This week, #indieamnesty captured social media and set off a giant nostalgia bomb for people all over the globe. It was a confessional of noughties behaviours. The golden era for indie.
The Strokes are often cited as the beginning of this particular moment in time. A skinny jean, converse clad generation (later to be replaced by the winkle picker). Britpop had come to an end. Dance music’s star was also rising.
Indie at that time was somewhat dirty to me. Sticky dancefloors in not nice venues. Greasy hair and second hand leather jackets. But there was still a touch of glamour to it. Or maybe romance is more apt. Still, GLAMOROUS INDIE ROCK ‘N’ ROLL ANYONE?
My time in these wonder years was mostly spent between Yorkshire and London. Although Manchester, Dundee and even Hebden Bridge feature in my hangover filled memory of indie nights across the UK.
Particular highlights would have to include:
House parties in Hull after Club Yo-Yo with The Paddingtons. At the time they were knocking around with The Libertines. These house parties were more like giant squat parties where homes were transformed into something akin to The Crystal Maze. I always remember thinking that it was utterly bizarre that some of the most creative house parties I was going to anywhere in the world were in Hull. HULL.
If you were in East London, you could walk Bethnal Green Road anytime of the day and night to find out if Pete Doherty or Carl Barat were doing “something”. Mostly I’d walk around just seeing who I could spot(Kele from Bloc Party was my regular)White Heat was THE NIGHT. Well it was “the cool” night anyway. Trash and Young Turks were also doing interesting stuff. And as #indieamnesty revealed Alex Zane and/or Noel Fielding would be up in Camden “stealing your girlfriend.”
There was a cracking, almost fisty cuffs, moment with The Pigeon Detectives over shoes and beauticians in Leeds. And something similar with The View.
I also remember spending the day interviewing a little known Northern band called Parva. WHOOOOO? Well, they’d later agree they needed a rebrand while supping pints in their local. To the Kaiser Chiefs natch.
And where were you when I played Arctic Monkeys for the first time on Viking FM? A little known band from Sheffield who, and I quote from local radio programmers at the time, “sound a bit shit…”
Good times. Filled with Strongbow, Red Stripe and lots of Aftershock.
Some saw #indieamnesty as a platform to confess guilty pleasures and secrets from more than a decade ago. But here’s the thing. I still spend time playing DJ sets all over the country and in certain parts of the world where ‘indie’ is still part of people’s lives. There’s no guilt for 500 people singing their hearts out to ‘Mr Brightside’ or jumping up and down to The Kaiser Chiefs. It’s people having fun to the music they still love. It reminds me how much I enjoyed those years, because I still see people finding pleasure in the music 10-15 years later. So it’s clearly not over.

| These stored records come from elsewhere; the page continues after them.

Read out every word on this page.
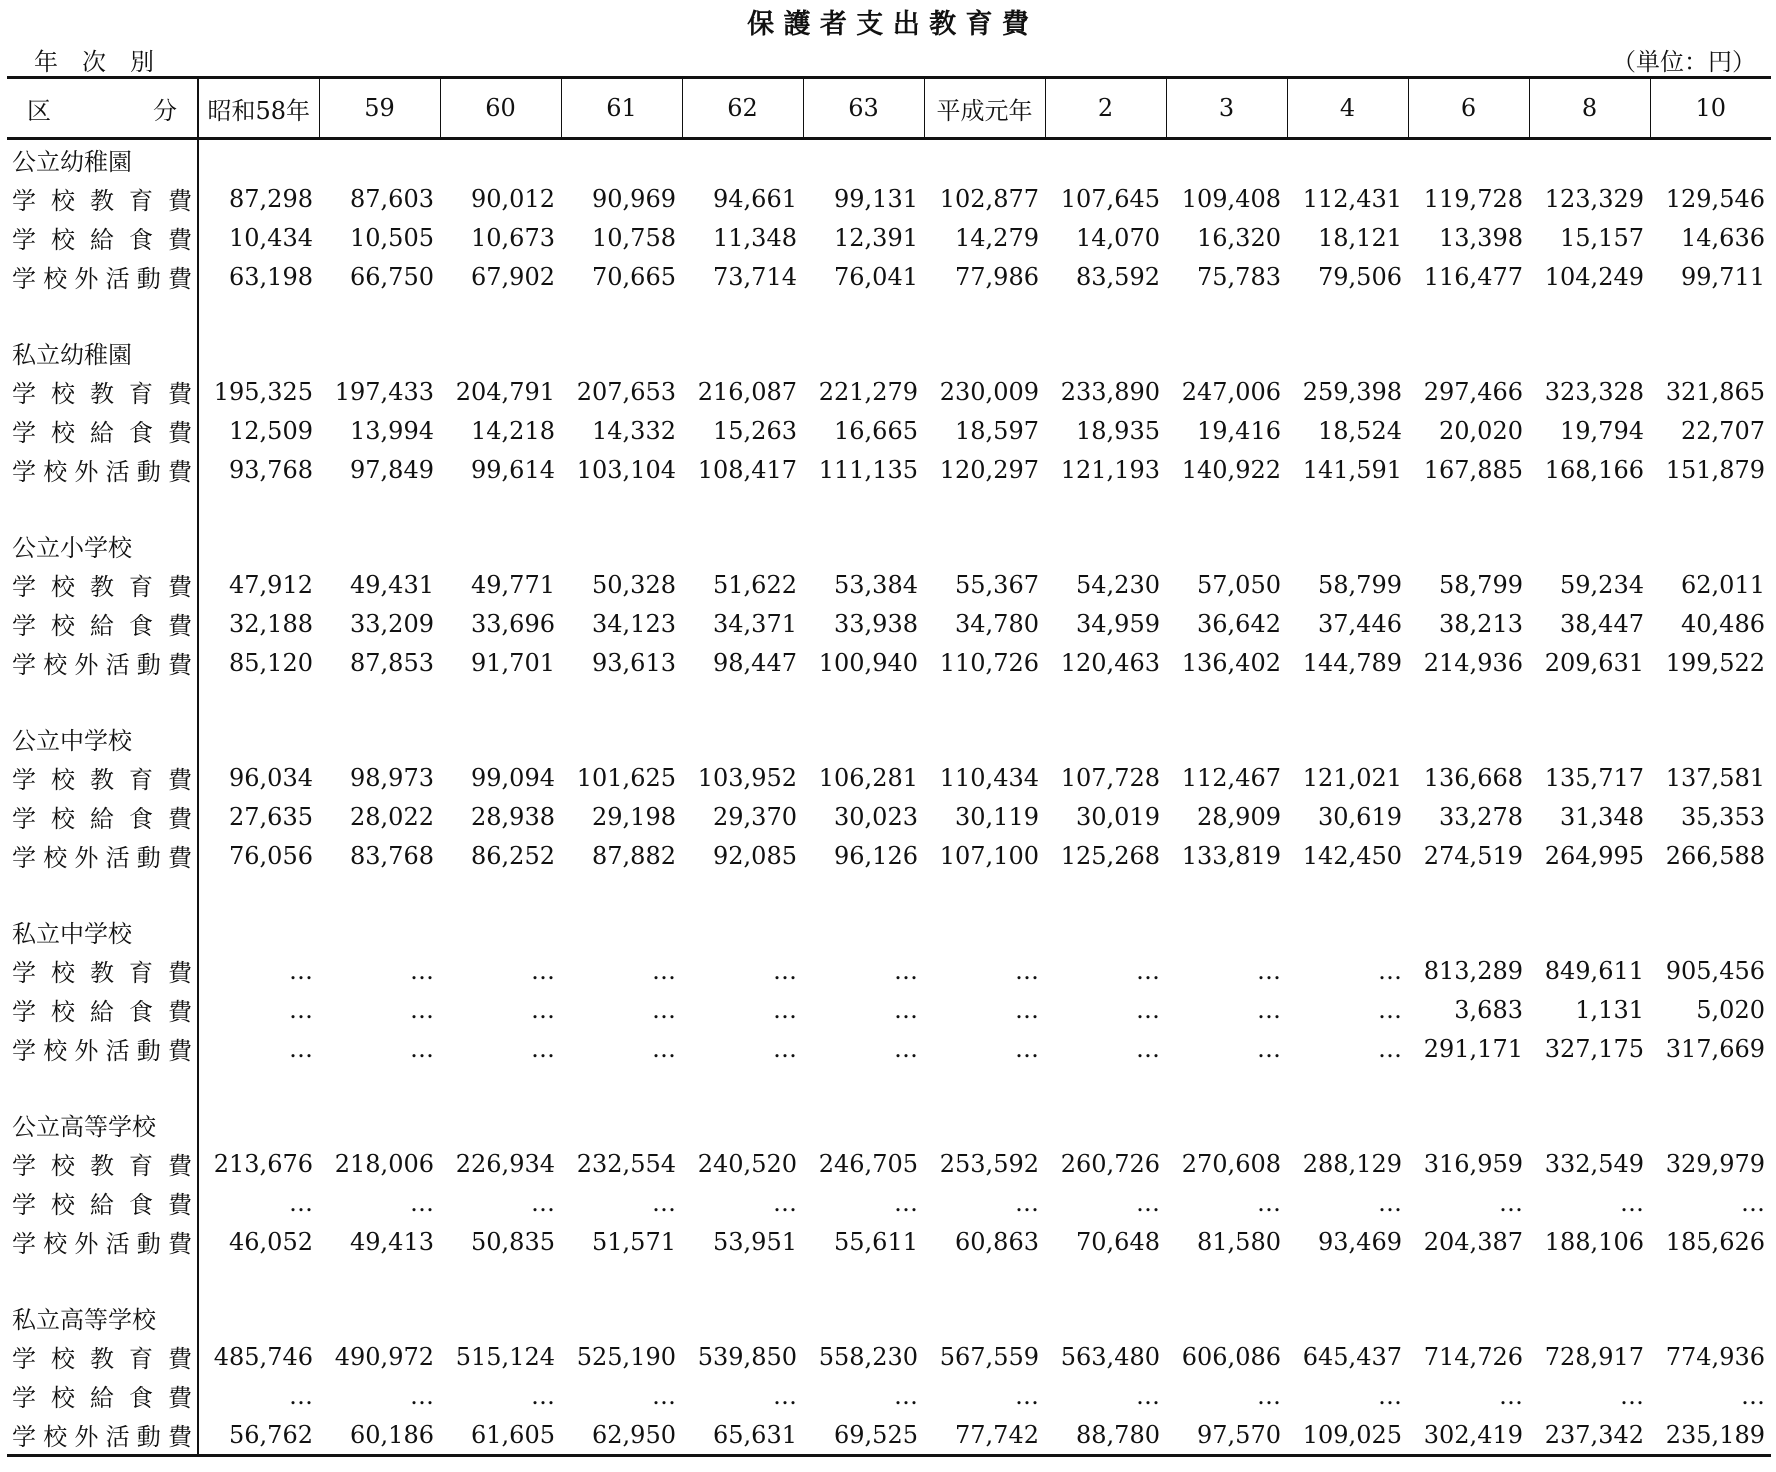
保 護 者 支 出 教 育 費
年 次 別	（単位：円）
区　分	昭和58年	59	60	61	62	63	平成元年	2	3	4	6	8	10
公立幼稚園													
学校教育費	87,298	87,603	90,012	90,969	94,661	99,131	102,877	107,645	109,408	112,431	119,728	123,329	129,546
学校給食費	10,434	10,505	10,673	10,758	11,348	12,391	14,279	14,070	16,320	18,121	13,398	15,157	14,636
学校外活動費	63,198	66,750	67,902	70,665	73,714	76,041	77,986	83,592	75,783	79,506	116,477	104,249	99,711

私立幼稚園													
学校教育費	195,325	197,433	204,791	207,653	216,087	221,279	230,009	233,890	247,006	259,398	297,466	323,328	321,865
学校給食費	12,509	13,994	14,218	14,332	15,263	16,665	18,597	18,935	19,416	18,524	20,020	19,794	22,707
学校外活動費	93,768	97,849	99,614	103,104	108,417	111,135	120,297	121,193	140,922	141,591	167,885	168,166	151,879

公立小学校													
学校教育費	47,912	49,431	49,771	50,328	51,622	53,384	55,367	54,230	57,050	58,799	58,799	59,234	62,011
学校給食費	32,188	33,209	33,696	34,123	34,371	33,938	34,780	34,959	36,642	37,446	38,213	38,447	40,486
学校外活動費	85,120	87,853	91,701	93,613	98,447	100,940	110,726	120,463	136,402	144,789	214,936	209,631	199,522

公立中学校													
学校教育費	96,034	98,973	99,094	101,625	103,952	106,281	110,434	107,728	112,467	121,021	136,668	135,717	137,581
学校給食費	27,635	28,022	28,938	29,198	29,370	30,023	30,119	30,019	28,909	30,619	33,278	31,348	35,353
学校外活動費	76,056	83,768	86,252	87,882	92,085	96,126	107,100	125,268	133,819	142,450	274,519	264,995	266,588

私立中学校													
学校教育費	…	…	…	…	…	…	…	…	…	…	813,289	849,611	905,456
学校給食費	…	…	…	…	…	…	…	…	…	…	3,683	1,131	5,020
学校外活動費	…	…	…	…	…	…	…	…	…	…	291,171	327,175	317,669

公立高等学校													
学校教育費	213,676	218,006	226,934	232,554	240,520	246,705	253,592	260,726	270,608	288,129	316,959	332,549	329,979
学校給食費	…	…	…	…	…	…	…	…	…	…	…	…	…
学校外活動費	46,052	49,413	50,835	51,571	53,951	55,611	60,863	70,648	81,580	93,469	204,387	188,106	185,626

私立高等学校													
学校教育費	485,746	490,972	515,124	525,190	539,850	558,230	567,559	563,480	606,086	645,437	714,726	728,917	774,936
学校給食費	…	…	…	…	…	…	…	…	…	…	…	…	…
学校外活動費	56,762	60,186	61,605	62,950	65,631	69,525	77,742	88,780	97,570	109,025	302,419	237,342	235,189
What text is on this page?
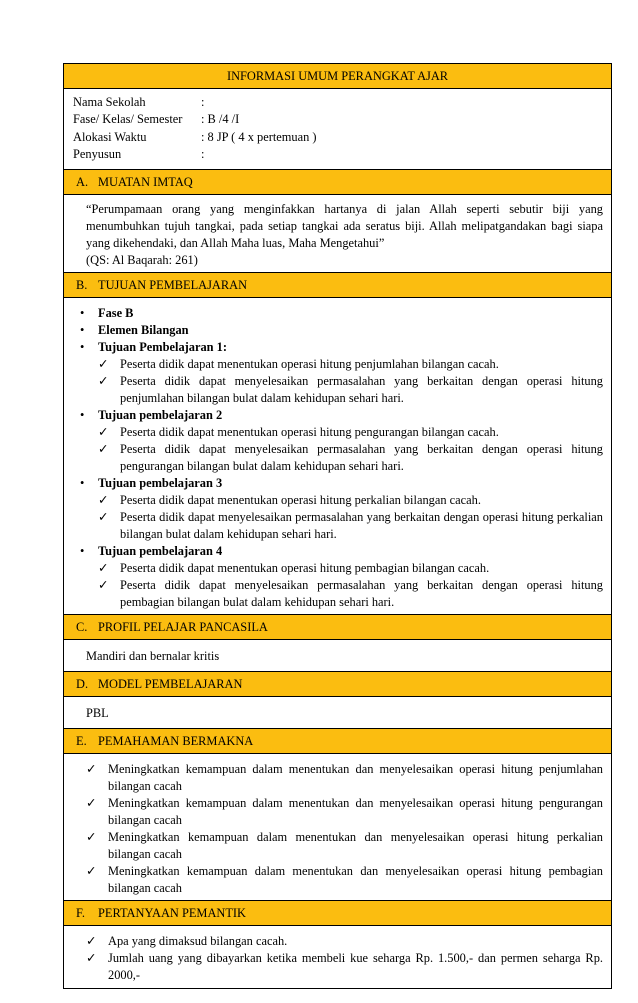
INFORMASI UMUM PERANGKAT AJAR
Nama Sekolah	:
Fase/ Kelas/ Semester	: B /4 /I
Alokasi Waktu	: 8 JP ( 4 x pertemuan )
Penyusun	:
A. MUATAN IMTAQ
“Perumpamaan orang yang menginfakkan hartanya di jalan Allah seperti sebutir biji yang menumbuhkan tujuh tangkai, pada setiap tangkai ada seratus biji. Allah melipatgandakan bagi siapa yang dikehendaki, dan Allah Maha luas, Maha Mengetahui”
(QS: Al Baqarah: 261)
B. TUJUAN PEMBELAJARAN
• Fase B
• Elemen Bilangan
• Tujuan Pembelajaran 1:
✓ Peserta didik dapat menentukan operasi hitung penjumlahan bilangan cacah.
✓ Peserta didik dapat menyelesaikan permasalahan yang berkaitan dengan operasi hitung penjumlahan bilangan bulat dalam kehidupan sehari hari.
• Tujuan pembelajaran 2
✓ Peserta didik dapat menentukan operasi hitung pengurangan bilangan cacah.
✓ Peserta didik dapat menyelesaikan permasalahan yang berkaitan dengan operasi hitung pengurangan bilangan bulat dalam kehidupan sehari hari.
• Tujuan pembelajaran 3
✓ Peserta didik dapat menentukan operasi hitung perkalian bilangan cacah.
✓ Peserta didik dapat menyelesaikan permasalahan yang berkaitan dengan operasi hitung perkalian bilangan bulat dalam kehidupan sehari hari.
• Tujuan pembelajaran 4
✓ Peserta didik dapat menentukan operasi hitung pembagian bilangan cacah.
✓ Peserta didik dapat menyelesaikan permasalahan yang berkaitan dengan operasi hitung pembagian bilangan bulat dalam kehidupan sehari hari.
C. PROFIL PELAJAR PANCASILA
Mandiri dan bernalar kritis
D. MODEL PEMBELAJARAN
PBL
E. PEMAHAMAN BERMAKNA
✓ Meningkatkan kemampuan dalam menentukan dan menyelesaikan operasi hitung penjumlahan bilangan cacah
✓ Meningkatkan kemampuan dalam menentukan dan menyelesaikan operasi hitung pengurangan bilangan cacah
✓ Meningkatkan kemampuan dalam menentukan dan menyelesaikan operasi hitung perkalian bilangan cacah
✓ Meningkatkan kemampuan dalam menentukan dan menyelesaikan operasi hitung pembagian bilangan cacah
F. PERTANYAAN PEMANTIK
✓ Apa yang dimaksud bilangan cacah.
✓ Jumlah uang yang dibayarkan ketika membeli kue seharga Rp. 1.500,- dan permen seharga Rp. 2000,-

In a music business sense, it lives on in a different way. Catfish and The 1975 are two of the biggest “indie” acts in the world right now. I don’t know if they’d call themselves that. But they certainly sit in it’s family tree. Waiting to spawn the next generation of bands who can fire us up, and make us want to go and see them in a dingy pub or club.
I just hope this next tier of indie rockstars aren’t sat around in Topman trilbys. The noughties can keep the hats.